Edith or Eddy
Sono passati settant’anni da Glen or Glenda, il film seminale di Ed Wood Jr. del 1953, bellissimo e/o terribile, tristemente definito dai fratelli Medved “il peggior regista del mondo”, un bollino poi sbriciolato in sede di culto.
Ed Wood amava vestirsi da donna e per primo portò sullo schermo un uomo che si traveste, interpretato proprio da lui stesso: un titolo pioniere in quella storia parallela del cinema che poi si chiamerà queer. In una sezione importante del film troviamo un medico che discute su cos’è un uomo travestito da donna, se si tratta di una patologia e si può guarire. Oggi, passati quasi tre quarti di secolo, ancora non è chiara la differenza tra un travestito, una trans, una donna che avvia una transizione per diventare uomo.

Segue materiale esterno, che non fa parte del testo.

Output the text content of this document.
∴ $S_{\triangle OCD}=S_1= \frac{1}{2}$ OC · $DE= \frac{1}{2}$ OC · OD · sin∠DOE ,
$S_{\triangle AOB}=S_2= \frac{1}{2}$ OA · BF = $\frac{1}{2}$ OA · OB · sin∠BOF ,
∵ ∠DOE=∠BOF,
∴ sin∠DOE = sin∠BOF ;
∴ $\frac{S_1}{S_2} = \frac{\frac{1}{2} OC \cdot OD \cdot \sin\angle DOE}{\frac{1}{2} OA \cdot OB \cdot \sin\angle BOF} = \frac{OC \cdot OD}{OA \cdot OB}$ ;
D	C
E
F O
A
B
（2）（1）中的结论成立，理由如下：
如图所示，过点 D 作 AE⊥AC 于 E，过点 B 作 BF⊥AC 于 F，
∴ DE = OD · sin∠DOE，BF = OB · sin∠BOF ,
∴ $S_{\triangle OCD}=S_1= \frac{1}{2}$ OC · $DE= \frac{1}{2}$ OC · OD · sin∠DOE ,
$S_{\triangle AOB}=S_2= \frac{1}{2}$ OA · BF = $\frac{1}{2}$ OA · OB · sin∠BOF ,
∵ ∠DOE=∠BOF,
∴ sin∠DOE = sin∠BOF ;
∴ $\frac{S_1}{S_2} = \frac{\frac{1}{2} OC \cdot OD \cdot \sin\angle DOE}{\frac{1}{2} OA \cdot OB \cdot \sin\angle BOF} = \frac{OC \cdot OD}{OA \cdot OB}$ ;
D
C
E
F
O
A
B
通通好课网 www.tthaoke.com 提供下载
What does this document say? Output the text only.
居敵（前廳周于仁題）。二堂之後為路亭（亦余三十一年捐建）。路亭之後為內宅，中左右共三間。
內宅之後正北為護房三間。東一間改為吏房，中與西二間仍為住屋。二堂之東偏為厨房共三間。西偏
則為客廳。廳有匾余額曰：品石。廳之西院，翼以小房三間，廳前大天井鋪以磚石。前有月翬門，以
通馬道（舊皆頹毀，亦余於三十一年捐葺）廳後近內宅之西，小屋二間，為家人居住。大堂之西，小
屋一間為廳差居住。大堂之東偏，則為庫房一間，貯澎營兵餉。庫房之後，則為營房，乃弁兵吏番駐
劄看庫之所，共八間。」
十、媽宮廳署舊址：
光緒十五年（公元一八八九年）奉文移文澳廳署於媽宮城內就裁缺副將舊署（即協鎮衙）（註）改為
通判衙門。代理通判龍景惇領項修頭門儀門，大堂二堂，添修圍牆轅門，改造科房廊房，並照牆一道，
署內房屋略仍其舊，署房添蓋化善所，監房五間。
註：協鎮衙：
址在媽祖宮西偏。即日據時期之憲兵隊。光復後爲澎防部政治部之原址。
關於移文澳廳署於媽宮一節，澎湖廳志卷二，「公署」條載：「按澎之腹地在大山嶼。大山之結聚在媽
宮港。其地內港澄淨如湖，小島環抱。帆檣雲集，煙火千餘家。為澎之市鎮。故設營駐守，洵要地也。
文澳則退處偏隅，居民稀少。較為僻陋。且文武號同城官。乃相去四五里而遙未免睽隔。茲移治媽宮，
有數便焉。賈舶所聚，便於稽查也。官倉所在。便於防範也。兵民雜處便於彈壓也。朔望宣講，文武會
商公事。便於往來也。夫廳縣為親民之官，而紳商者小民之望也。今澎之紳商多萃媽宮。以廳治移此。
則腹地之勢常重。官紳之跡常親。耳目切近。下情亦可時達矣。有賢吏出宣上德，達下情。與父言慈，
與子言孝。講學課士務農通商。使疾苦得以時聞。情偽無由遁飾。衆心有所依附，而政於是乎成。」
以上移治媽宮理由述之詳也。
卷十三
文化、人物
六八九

Ecco perché, nell’alveo del cinema LGBTQ+, serve anche un titolo commerciale come Un uomo felice di Tristan Séguéla. “Preferirei che mia moglie diventasse una giraffa”. Una frase che riassume il profondo pregiudizio di Jean, sindaco conservatore di una piccola città francese, dopo la notizia che la coniuge Edith avvierà la transizione per diventare uomo. Si chiamerà Eddy. È il congegno alla base della commedia francese nelle sale italiane dal 9 marzo, casualmente – o no? – appena dopo l’8 marzo, la giornata della donna che qui nella sua autodeterminazione rivendica il diritto di essere chi vuole, anche un uomo. Dopo il successo di Chiamate un dottore! nel 2019, che meritò un remake con Abatantuono, titolo leggero e tutto sommato innocuo, Séguéla si lancia nell’agone del nuovo cinema LGBTQ+ riscrivendolo in carattere popolare: per questo Un homme heureaux è un titolo che mancava. Il film punta molto sull’interpretazione forte di Fabrice Luchini, già primo cittadino in Alice e il sindaco (ma lì la questione era tutta politica e perfino filosofica) e di una magnifica Catherine Frot, attrice sottovalutata forse per la storica levità dei suoi ruoli.
La “svolta” della donna getta scompiglio nella vita del marito, che vuole ricandidarsi, a due livelli: quello politico, perché il conservatore è destinato a perdere voti a causa della moglie “contronatura”, e il lato intimo che risulta funestato dall’annuncio (si può ancora fare sesso con una donna che assume ormoni, alla quale crescono i baffi?). In più significativamente siamo nella provincia, un piccolo centro che metaforizza un certo tipo di arretratezza, ma corre il sospetto che Parigi non sia molto diversa (come Roma, Milano…): la transizione da donna a uomo suona inaccettabile, perché non si riesce a capire. La tua libertà finisce appena disturba il mio pregiudizio. Sullo sfondo non va poi trascurato l’aspetto mediatico, che adesso si traduce naturalmente nel potere dei social network. Se Jean è un tipo vecchio stampo, pre-moderno, contrario a Facebook e Twitter e abituato a una rete sociale fatta di incontri dal vivo, molto diversa è Edith/Eddy che sceglierà proprio una story su Instagram per sbloccare la situazione. Il regista conduce il gioco attraverso una grammatica cinematografica lineare, leggibile, senza voli pindarici, sappiamo già come andrà a finire, l’uomo felice del titolo se possibile saranno entrambi, ma tutto ciò non smorza la riuscita.
Il cinema LGBTQ+ è un genere che talvolta tende un po’ a ripetersi, portando a prevalere la forza del tema sulla sua messinscena, basta farsi un giro in alcuni festival per rendersi conto (generalizzando: il film queer è spesso a tesi). Ecco allora l’importanza di Un uomo felice che, tra le altre cose, offre una parentesi didattica ma non didascalica anzi semplice e precisa: la sequenza del gruppo di ascolto, che fa chiarezza nella selva di definizioni, nella ridda di etichette, spiegando chi è una donna che diventa uomo forse anche alla diretta interessata. Un esercizio di esattezza di cui, tutto sommato, c’è ancora bisogno.